For a frequent flier with a proclivity towards self-medication, there is no more important work travel task than finding the perfect pre-flight watering hole.
It is stashed away behind a food court in a corner of Chicago’s Midway Airport, a spot inconvenient enough to weed out any casual fan of spirits and conversation.
On one February evening a few years back, I believe it was a Thursday, I was flying home from the Windy City** after a long week of meetings. When I approached the gate, I learned that my flight would be delayed at least an hour, so I searched for a place to park myself. After none of the chain restaurants caught my eye, I finally stumbled upon Reilly’s Daughter, a small Irish pub, packed to the brim with weary yet friendly patrons.
(** Fun Fact: According to the wisest Chicagoans the city gets it’s nickname not from the weather but instead from long-winded politicians. I have no way to confirm this but thought you should know.)
After wedging my carry-on behind the stool, I asked the bartender for a food menu. Brendan O’Brien replied the same way he must have replied 100 times that day to 100 people making their first visit to the pub, “No food here, just beer and liquor, and we may have some wine.”

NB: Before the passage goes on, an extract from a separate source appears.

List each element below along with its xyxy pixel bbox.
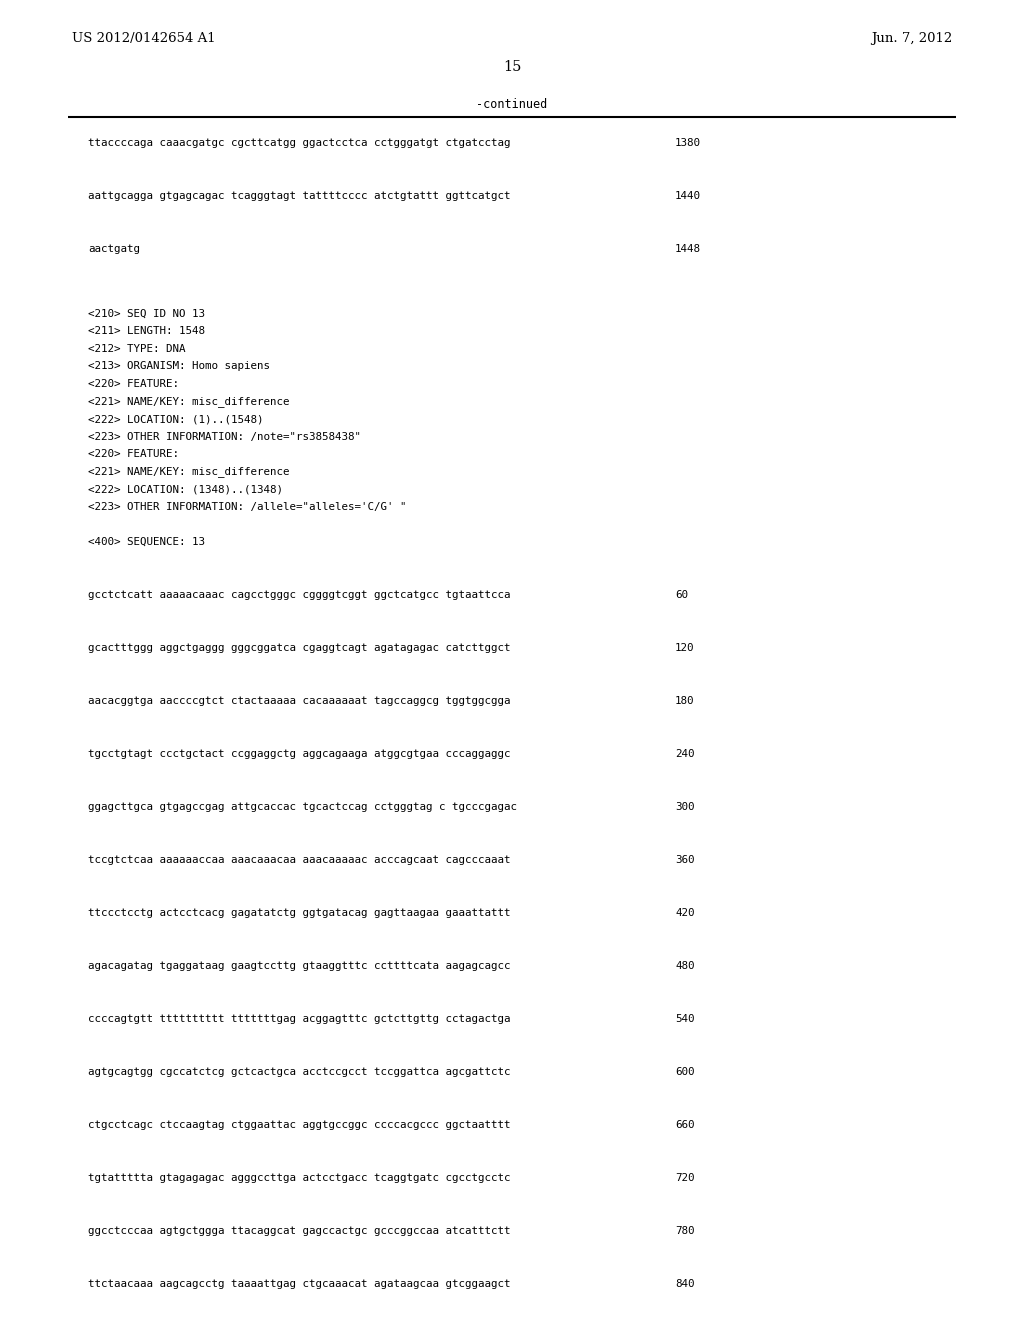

I proceeded to order a Guinness, the option closest to food, and began to take in my surroundings. There were a couple small TVs that were hardly visible, a digital countdown clock to St. Patrick’s Day, and maybe a hundred Polaroid photos of an older Irish guy with various Chicago celebrities.
“Who is that with Ryne Sandberg?” I asked Brendan, and he proceeded to tell me the story of Reilly’s Daughter. He told me about how his dad, Boz O’Brien, opened a Southside saloon in 1976, eventually selling it to move the establishment to Midway in 2002. He took pride in the fact that there are few airport bars in the country that are privately owned, and even fewer that aren’t connected to a franchise.
To call the personal vibe and welcoming ambience of Reilly’s Daughter “romantic” might be going down a road I’m not comfortable exploring (the destination rhymes with “nonalcoholic”), but fuck it, there is a certain romance to drinking in an establishment such as this.
After my Guinness, I ordered another, and then a Budweiser, and then ran out to the food court to snag a pretzel in an attempt to soak up booze before my flight.
While in line at Auntie Anne’s, the voice in the sky delivered the bad news: The 7:05 Southwest Flight to Boston would be delayed until 8:30. Carbs in hand, I made my way back to the bar and was able to reclaim my seat. “You trying to get to Boston too?” the businessman next to me asked. “Yeah, looks like we’re stuck” I replied. “Well… there are worse places to be,” he smiled as he took another pull from his beer.
The couple two seats down from my new friend was also heading to Boston, on a layover from a ski trip in Colorado, as was the attractive woman to my right, a pharma rep who looked the part and was putting a hurting on a series of martinis.
With 15 minutes before boarding the skiers bought a round of Jameson shots for the bar, a toast to new friends and great service. As we tossed the whiskey back we heard the voice again, this time from an intercom in the corner: “Attention passengers, flight 2870 to Boston’s Logan Airport will be delayed another two hours, estimated departure time now 10:40.”
The bar erupted in celebration… and we kept celebrating.
The flight eventually took off and we all made it home, groggily nodding to each other as we deplaned in Boston and went on our separate ways, but acknowledging a connection that can’t possibly be made at a chain restaurant.